Parivartan’s efforts led to the reopening of 15 PDS shops and food started being distributed to dozens of families. He was awarded the Ramon Magsaysay Award for emergent leadership in 2006. Kejriwal used his Magsaysay award money to found a new NGO called Public Cause Research Foundation.
He hit the headlines after joining Anna Hazare movement for the drafting of a strong anti-corruption bill in 2011. Through his Gandhian methods and his unrelenting stance against corruption Anna Hazare had captured the imagination of the people. Hazare’s fast started on 5th of April 2011, soon it turned into a national movement. The government was forced to take notice, and negotiate with the Hazare movement the committee that had formed around him.
That committee included father and son duo, lawyers Shanti Bhushan and Prashant Bhushan, Arvind Kejriwal, retired police officer Kiran Bedi, Santosh Hedge and others.

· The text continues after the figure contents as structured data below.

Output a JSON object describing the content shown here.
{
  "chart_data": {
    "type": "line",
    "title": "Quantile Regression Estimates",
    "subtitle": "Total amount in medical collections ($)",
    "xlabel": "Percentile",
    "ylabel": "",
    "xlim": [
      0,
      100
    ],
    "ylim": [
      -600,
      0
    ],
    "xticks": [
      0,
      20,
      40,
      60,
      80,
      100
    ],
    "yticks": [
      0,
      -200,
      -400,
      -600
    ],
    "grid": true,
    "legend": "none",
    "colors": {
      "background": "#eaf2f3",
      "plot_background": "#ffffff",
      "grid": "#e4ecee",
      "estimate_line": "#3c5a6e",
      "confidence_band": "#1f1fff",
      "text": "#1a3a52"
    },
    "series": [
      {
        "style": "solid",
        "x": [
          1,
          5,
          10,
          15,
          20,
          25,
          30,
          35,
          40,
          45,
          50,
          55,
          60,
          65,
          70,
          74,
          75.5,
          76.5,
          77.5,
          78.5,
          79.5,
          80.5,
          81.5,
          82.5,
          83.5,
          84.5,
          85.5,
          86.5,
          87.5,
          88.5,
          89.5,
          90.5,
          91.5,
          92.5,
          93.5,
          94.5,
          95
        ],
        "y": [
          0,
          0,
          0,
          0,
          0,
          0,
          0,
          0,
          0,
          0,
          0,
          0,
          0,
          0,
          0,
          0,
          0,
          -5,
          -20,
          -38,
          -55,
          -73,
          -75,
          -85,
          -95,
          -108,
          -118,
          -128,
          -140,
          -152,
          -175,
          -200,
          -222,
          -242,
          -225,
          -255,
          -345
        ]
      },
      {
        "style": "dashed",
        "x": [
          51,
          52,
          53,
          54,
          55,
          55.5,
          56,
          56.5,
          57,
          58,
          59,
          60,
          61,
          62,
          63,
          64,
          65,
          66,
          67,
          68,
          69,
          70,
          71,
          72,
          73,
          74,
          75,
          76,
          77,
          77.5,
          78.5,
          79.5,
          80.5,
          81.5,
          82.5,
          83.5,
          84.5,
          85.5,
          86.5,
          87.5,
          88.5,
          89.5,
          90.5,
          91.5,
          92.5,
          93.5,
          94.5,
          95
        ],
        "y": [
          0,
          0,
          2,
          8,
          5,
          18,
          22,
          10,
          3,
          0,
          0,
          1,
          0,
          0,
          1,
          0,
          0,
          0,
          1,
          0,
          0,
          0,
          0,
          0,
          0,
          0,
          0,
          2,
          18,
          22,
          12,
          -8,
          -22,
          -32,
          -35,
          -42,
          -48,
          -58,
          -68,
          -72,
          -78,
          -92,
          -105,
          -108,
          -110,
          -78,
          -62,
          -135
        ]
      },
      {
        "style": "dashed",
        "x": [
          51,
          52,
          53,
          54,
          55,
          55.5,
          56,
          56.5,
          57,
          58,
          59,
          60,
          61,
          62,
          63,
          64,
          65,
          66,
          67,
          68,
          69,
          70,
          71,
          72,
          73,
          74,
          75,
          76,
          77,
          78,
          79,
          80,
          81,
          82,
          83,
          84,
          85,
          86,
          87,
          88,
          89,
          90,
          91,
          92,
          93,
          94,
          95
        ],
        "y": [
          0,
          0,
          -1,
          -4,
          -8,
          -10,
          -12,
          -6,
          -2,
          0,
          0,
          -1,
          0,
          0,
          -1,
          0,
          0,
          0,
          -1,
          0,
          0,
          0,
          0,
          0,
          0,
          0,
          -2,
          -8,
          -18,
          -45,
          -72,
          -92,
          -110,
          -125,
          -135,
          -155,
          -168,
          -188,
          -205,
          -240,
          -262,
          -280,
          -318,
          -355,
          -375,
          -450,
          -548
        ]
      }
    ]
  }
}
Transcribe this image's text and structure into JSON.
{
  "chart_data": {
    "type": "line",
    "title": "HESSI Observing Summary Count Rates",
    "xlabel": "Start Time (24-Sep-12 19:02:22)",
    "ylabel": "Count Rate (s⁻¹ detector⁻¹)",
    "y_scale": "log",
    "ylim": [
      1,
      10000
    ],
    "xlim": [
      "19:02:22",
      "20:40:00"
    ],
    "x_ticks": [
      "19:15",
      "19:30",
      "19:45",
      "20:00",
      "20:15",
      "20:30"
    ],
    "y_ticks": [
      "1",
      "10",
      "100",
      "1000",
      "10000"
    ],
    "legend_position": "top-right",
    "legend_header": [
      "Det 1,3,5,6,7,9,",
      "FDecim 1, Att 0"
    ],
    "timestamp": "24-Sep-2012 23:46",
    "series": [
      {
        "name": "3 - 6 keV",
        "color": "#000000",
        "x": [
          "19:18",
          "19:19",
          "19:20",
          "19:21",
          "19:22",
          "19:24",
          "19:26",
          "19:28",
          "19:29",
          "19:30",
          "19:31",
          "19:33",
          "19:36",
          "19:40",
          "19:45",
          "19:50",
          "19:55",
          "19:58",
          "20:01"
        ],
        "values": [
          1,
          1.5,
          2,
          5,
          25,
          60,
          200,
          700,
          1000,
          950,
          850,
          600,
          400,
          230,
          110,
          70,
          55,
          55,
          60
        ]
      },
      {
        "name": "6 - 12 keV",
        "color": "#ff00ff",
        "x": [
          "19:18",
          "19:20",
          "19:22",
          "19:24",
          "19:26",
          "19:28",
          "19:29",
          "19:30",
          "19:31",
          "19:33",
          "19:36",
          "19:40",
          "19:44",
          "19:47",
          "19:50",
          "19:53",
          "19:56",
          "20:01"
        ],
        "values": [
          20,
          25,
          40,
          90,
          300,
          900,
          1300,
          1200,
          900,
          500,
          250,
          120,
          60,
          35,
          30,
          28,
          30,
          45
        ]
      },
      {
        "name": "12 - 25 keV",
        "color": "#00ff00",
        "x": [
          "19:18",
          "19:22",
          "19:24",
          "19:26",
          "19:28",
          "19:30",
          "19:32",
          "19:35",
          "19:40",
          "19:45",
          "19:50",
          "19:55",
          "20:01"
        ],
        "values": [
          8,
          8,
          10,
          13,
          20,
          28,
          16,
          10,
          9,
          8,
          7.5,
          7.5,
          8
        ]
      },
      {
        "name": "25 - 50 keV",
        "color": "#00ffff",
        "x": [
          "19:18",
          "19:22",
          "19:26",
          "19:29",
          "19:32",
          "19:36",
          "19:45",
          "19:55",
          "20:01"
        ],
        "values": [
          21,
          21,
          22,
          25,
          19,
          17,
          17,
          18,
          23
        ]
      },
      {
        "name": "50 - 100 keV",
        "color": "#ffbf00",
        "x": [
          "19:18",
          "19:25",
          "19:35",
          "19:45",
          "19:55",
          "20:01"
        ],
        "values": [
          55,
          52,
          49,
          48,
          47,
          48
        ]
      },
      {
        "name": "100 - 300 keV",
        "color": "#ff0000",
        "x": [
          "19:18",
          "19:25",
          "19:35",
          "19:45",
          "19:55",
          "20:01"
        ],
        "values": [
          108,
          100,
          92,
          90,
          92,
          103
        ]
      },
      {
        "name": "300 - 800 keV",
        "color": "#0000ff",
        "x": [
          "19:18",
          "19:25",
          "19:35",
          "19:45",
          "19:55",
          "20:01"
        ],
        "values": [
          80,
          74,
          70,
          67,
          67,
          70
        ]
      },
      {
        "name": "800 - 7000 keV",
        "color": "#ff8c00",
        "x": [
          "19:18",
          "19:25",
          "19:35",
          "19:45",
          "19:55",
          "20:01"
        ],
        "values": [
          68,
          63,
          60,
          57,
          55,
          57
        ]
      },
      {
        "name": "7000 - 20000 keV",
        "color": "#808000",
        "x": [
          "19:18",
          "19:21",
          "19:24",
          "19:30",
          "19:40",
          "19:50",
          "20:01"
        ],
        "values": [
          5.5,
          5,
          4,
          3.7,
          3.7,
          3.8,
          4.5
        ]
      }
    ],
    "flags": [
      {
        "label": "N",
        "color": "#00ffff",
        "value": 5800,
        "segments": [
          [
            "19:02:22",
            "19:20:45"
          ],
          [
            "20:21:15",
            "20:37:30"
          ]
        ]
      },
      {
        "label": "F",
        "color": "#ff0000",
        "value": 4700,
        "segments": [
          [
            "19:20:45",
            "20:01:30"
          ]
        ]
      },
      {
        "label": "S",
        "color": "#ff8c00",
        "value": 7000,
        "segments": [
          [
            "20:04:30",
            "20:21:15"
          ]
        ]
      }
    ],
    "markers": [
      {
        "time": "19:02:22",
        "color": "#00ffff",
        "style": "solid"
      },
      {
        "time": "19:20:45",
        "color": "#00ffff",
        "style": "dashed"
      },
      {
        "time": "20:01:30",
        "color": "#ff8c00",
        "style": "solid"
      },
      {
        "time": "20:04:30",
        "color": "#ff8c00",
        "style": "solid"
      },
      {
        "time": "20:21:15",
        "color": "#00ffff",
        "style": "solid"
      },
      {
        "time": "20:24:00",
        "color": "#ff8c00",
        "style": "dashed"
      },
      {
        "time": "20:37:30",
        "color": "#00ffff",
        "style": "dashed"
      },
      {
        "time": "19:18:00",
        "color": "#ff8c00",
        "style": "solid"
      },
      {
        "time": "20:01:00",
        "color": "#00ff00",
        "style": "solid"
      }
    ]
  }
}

Though the movement gained a lot of traction in the media, the government ultimately did not keep its pledge of drafting a Lok Pal bill.
This spurred the Hazare movement to political campaigning. Later under criticism, it abandoned that path, confining itself to anti-corruption movement. Kejriwal however was adamant that there could no solution if there wasn’t a political solution.
Kejriwal launched his political party on October 2, 2012, unveiling a ‘vision document’ and calling it a ‘dharm yudh’.
Since then he has gone after political parties with gusto, and apparently garnered enough support from the media to remain in the news. However, he is a new player in the politics of the country, which does not merely hinges on social causes. There is a lot else which comes into play.
He has been a successful social activist. By entering politics he has entered the domain of his opponents. Will he be able to beat them at their own game? We can only wait and see.